Marbella, Spain, April 27, 2009 --(PR.com
)-- MRI assists clients in distress.
The changes in the world economic market-place have had many varied effects, and many different consequences. One of the most notable is for people who bought property in the emerging real estate markets of the world just prior to the global downturn. Some countries, such as Spain, Portugal, France, Bulgaria and the United States, are in a position to just ride out the storm knowing that demand will return to these areas as soon the market starts to recover. But where does that leave clients who bought in the emerging markets where the infrastructure was planned for the coming few years, but is not actually in place? Places like Romania, Cape Verde, Morocco and a host of other such destinations.
“We knew it was a high risk strategy buying in an emerging market” conceded Matthew Edwards from London who invested in a 2 bedroom apartment in a complex in Cape Verde, “but we did not expect the downturn to come so quick, or to be so severe. At the time we bought in mid 2007, the market was buoyant and even though Cape Verde was fairly basic in terms of facilities, we expected it would take around 3 to 5 years to bring the infrastructure up to a standard to make it a world-class holiday destination. With what’s happened to the global economy, we know it will now take much longer, and may never happen”.
“The world market is a very different place to what it was 2 years ago. It’s bad enough if one or two developers are struggling to complete the projects they promised, but when it comes to whole areas, and even countries suffering a huge economic setback, clients are running a real risk of being left with properties that are worth only a fraction of what they paid, and furthermore have very little prospect of rentals due to the lack of facilities, or regular flights, or decent roads.”
Only a couple of years ago, Romania was quoted by Channel Four in the UK as being the best place on earth to invest in, with potential returns in excess of 400% over 10 years. Clearly this is now highly unlikely to be achieved. In fact, some real estate investments in Romania may be lucky to reach parity with their 2007 values in ten years time.
Furthermore, many developers around the world are going bust. Many are hanging on by their finger-tips and are down-grading the development so that it does not now contain the facilities that clients originally expected. Legal cases in these countries are fraught with difficulties and rarely end up successful from the purchasers perspective. More often than not, clients throw good money after bad retaining lawyers to pursue developers in far off nations, and the result is no funds ever get paid back.

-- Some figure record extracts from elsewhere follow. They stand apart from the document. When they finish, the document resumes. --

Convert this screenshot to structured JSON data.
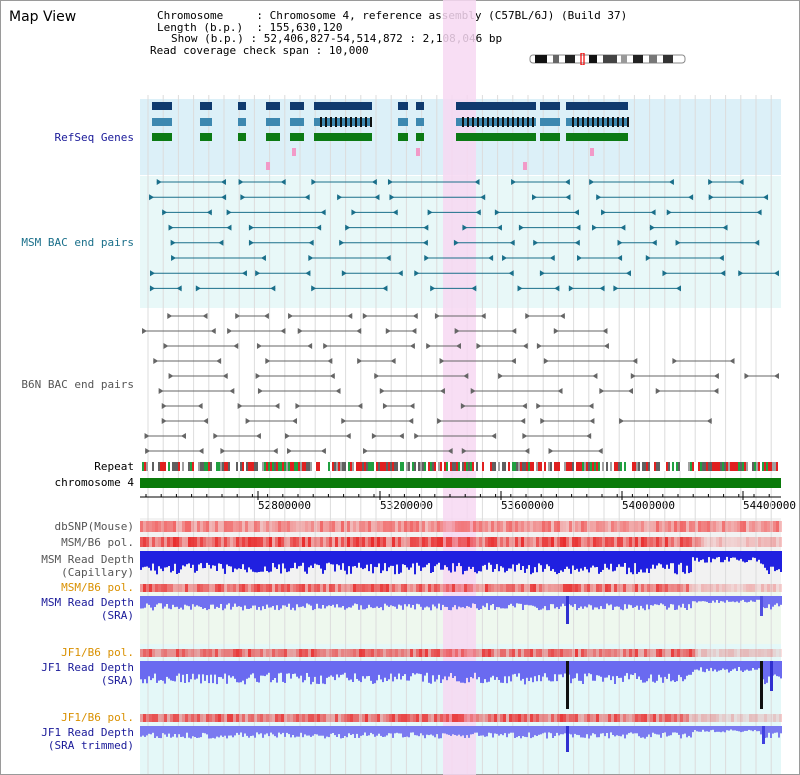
{
  "page": {
    "title": "Map View"
  },
  "header": {
    "chromosome_label": "Chromosome",
    "chromosome_value": "Chromosome 4, reference assembly (C57BL/6J) (Build 37)",
    "length_label": "Length (b.p.)",
    "length_value": "155,630,120",
    "show_label": "Show (b.p.)",
    "show_value": "52,406,827-54,514,872 : 2,108,046 bp",
    "coverage_label": "Read coverage check span",
    "coverage_value": "10,000"
  },
  "tracks": {
    "refseq": "RefSeq Genes",
    "msm_bac": "MSM BAC end pairs",
    "b6n_bac": "B6N BAC end pairs",
    "repeat": "Repeat",
    "chromosome": "chromosome 4",
    "dbsnp": "dbSNP(Mouse)",
    "msm_b6_pol": "MSM/B6 pol.",
    "msm_depth_cap_1": "MSM Read Depth",
    "msm_depth_cap_2": "(Capillary)",
    "msm_b6_pol_sra": "MSM/B6 pol.",
    "msm_depth_sra_1": "MSM Read Depth",
    "msm_depth_sra_2": "(SRA)",
    "jf1_b6_pol": "JF1/B6 pol.",
    "jf1_depth_1": "JF1 Read Depth",
    "jf1_depth_2": "(SRA)",
    "jf1_b6_pol_trim": "JF1/B6 pol.",
    "jf1_trim_1": "JF1 Read Depth",
    "jf1_trim_2": "(SRA trimmed)"
  },
  "axis": {
    "ticks": [
      "52800000",
      "53200000",
      "53600000",
      "54000000",
      "54400000"
    ]
  },
  "colors": {
    "refseq_label": "#1a1a99",
    "msm_label": "#1a6f8a",
    "gray_label": "#555555",
    "orange_label": "#d99000",
    "blue_label": "#1a1a99",
    "highlight": "#f7d8f2"
  }
}
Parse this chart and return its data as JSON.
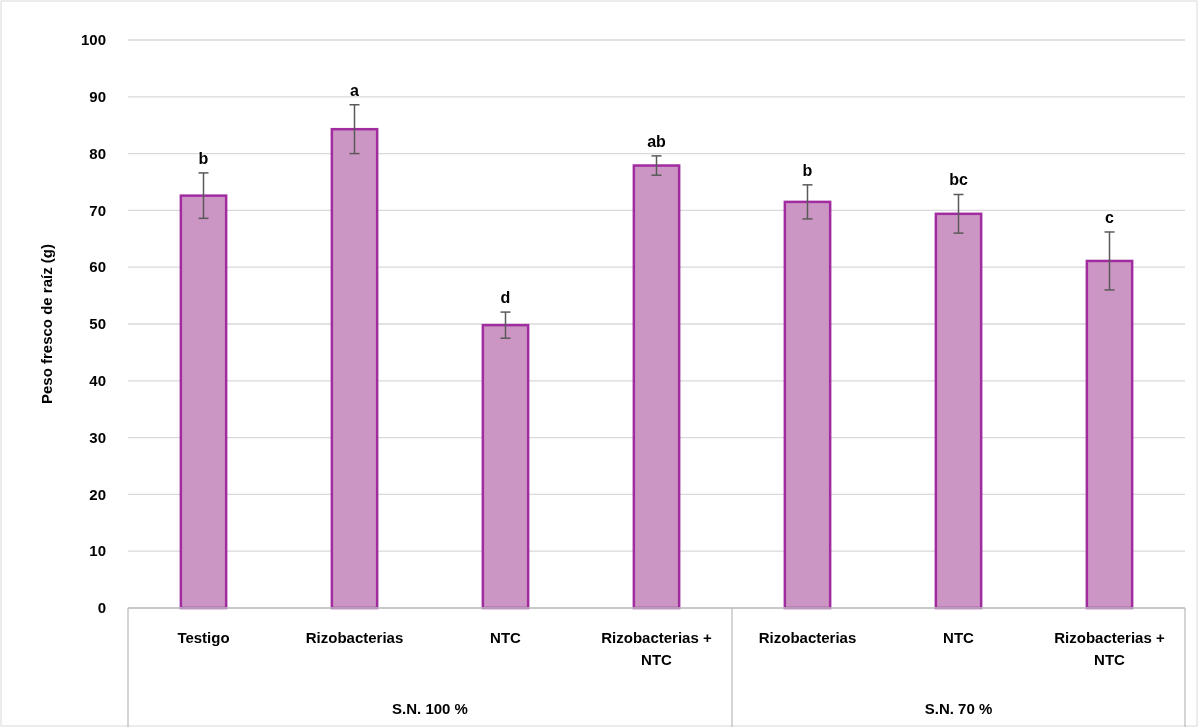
{
  "chart_data": {
    "type": "bar",
    "ylabel": "Peso fresco de raíz (g)",
    "categories": [
      "Testigo",
      "Rizobacterias",
      "NTC",
      "Rizobacterias + NTC",
      "Rizobacterias",
      "NTC",
      "Rizobacterias + NTC"
    ],
    "values": [
      72.6,
      84.3,
      49.8,
      77.9,
      71.5,
      69.4,
      61.1
    ],
    "errors": [
      4,
      4.3,
      2.3,
      1.7,
      3,
      3.4,
      5.1
    ],
    "color": "#cc96c4",
    "ylim": [
      0,
      100
    ],
    "yticks": [
      0,
      10,
      20,
      30,
      40,
      50,
      60,
      70,
      80,
      90,
      100
    ],
    "grid": "y",
    "annotations": [
      "b",
      "a",
      "d",
      "ab",
      "b",
      "bc",
      "c",
      "S.N. 100 %",
      "S.N. 70 %"
    ]
  }
}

That means clients are having to face the possibility of losing large sums of money, or otherwise, they must look for alternative ways to recoup the loss that they have incurred.
“We are in a fortunate position at MRI in that we are a developer as well as being a Real Estate Agent” stated Pickering, the CEO. “That means, that in a few cases, we have been able to give our clients the opportunity to switch their investment into one of our own developments, particularly if the original developer in the emerging market has failed to live up to the terms of the contract such as not completing the full on-site facilities, or being late with the development.”
Pickering went on to say “It has been very well received, as we have helped clients to avoid losing 30, 40 or 50,000 euros. The real problem has been that we do not have enough properties to satisfy all the clients that would like to switch away from an emerging nation, and into one of our blue-chip regions. It’s a simple case of supply and demand, and sadly, far more people would like to move than we have properties available.”
Matthew Edwards from London was one of the lucky ones. “We managed to get out of Cape Verde and into Portugal with MRI recognizing most of the deposit we had lost in the bad investment in Cape Verde. You never know what the future holds, but I feel much more confident that Portugal will recover much faster than Cape Verde. That means that I stand a much better chance of making money out of my investment, and getting many more rentals. I feel a bit sorry for those who are left in Cape Verde, but at a time like this, I have to think for myself, and protect my own families position.”
It’s a sentiment that we can all relate to.